In the end, Welch might well decide that he can get by without the $80,000-a-month Manhattan apartment GE provides him, complete with food, wine, flowers, and toiletries. He might buy his own tickets to the U.S. Open and ballgames at Yankee Stadium and Fenway Park. He might even reimburse his ex-employer for continued use of its fleet of jets. But his response to the flap over the perks was, in essence: I deserve them. "During my full tenure," he noted, "GE's market capitalization increased by $400 billion, with shareowners -- including myself -- our employees, retirees, and the like benefitting greatly." Of course, he was first in line on payday, retiring with $880 million in GE shares.

Not long ago, the invocation of a capital gain of such magnitude would have silenced all but the most critical corporate-governance advocates. During the boom years, investors largely ignored CEO excess as long as they got theirs, too. But those days are gone. Welch's rationale fell flat even with many of his peers. "I've been getting a lot of calls from CEOs who admired Welch but are really confused and disappointed right now," says Jeffrey A. Sonnenfeld, who runs the Chief Executive Leadership Institute at the Yale School of Management. The consensus view, Sonnenfeld adds, is that "Welch's performance [as CEO] was great, but he was well and fully rewarded on the job."

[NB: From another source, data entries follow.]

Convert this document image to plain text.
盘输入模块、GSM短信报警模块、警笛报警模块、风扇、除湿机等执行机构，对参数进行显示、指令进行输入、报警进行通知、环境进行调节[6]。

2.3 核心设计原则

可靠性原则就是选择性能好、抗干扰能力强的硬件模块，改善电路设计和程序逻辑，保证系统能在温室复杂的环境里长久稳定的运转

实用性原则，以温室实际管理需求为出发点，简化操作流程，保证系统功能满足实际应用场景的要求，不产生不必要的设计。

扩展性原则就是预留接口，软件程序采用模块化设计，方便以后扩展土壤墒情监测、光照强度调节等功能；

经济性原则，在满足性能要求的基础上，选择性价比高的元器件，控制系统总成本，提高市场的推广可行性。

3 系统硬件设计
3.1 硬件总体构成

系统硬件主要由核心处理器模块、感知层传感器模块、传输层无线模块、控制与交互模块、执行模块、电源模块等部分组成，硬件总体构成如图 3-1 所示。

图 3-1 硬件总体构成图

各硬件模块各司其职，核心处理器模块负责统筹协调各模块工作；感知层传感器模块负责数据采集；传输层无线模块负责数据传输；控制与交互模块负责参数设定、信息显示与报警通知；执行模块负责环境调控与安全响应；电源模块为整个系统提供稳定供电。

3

During the 1980s and 1990s, business and the press collaborated in the creation of a mythical creature -- the Superstar CEO, epitomized by Welch. Superstar CEOs were deemed capable of singlehandedly revolutionizing companies with tens or even hundreds of thousands of employees. Boards were so eager to reward their star executives that they agreed to let them continue feeding at the corporate trough even after they retired, for life in some cases. "The level of perks given CEOs should not come as a surprise," says Rakesh Khurama, Harvard Business School professor and author of Searching for a Corporate Savior. "The CEO as charismatic leader is required to have all these things to prove his god-like powers, just like shamans had their masks and amulets and the like."

LONG-TERM BENEFIT? That may be a bit of a stretch, but after seven years of research, Khurama seems justified in concluding that the Superstar CEO is more a curse than a blessing. "You may get a temporary burst of performance under a charismatic CEO, but they tend not to do a company any good in the long run." Welch is generally presumed to be an exception to this rule, but his legacy has been called into question over the past year by criticism of GE's accounting and its reliance on acquisitions to spur growth. Welch's name is conspicuously absent from the list of the 10 greatest CEOs of the 20th century compiled by Jim Collins, the author of Good to Great. Says Collins: "Jack Welch did not make GE great. GE was already great."

Collins says that Welch still could make his list if GE excels under his successor, Jeffrey R. Immelt. "Welch's report card does not come in until Immelt exceeds him," Collins contends. In the meantime, the ex-CEO could only help himself by renouncing all those perks he can clearly pay for. He should also ask his old mentor, Reg Jones, for advice on lowering his post-retirement profile. Senior Writer Bianco covers Corporate America from New York.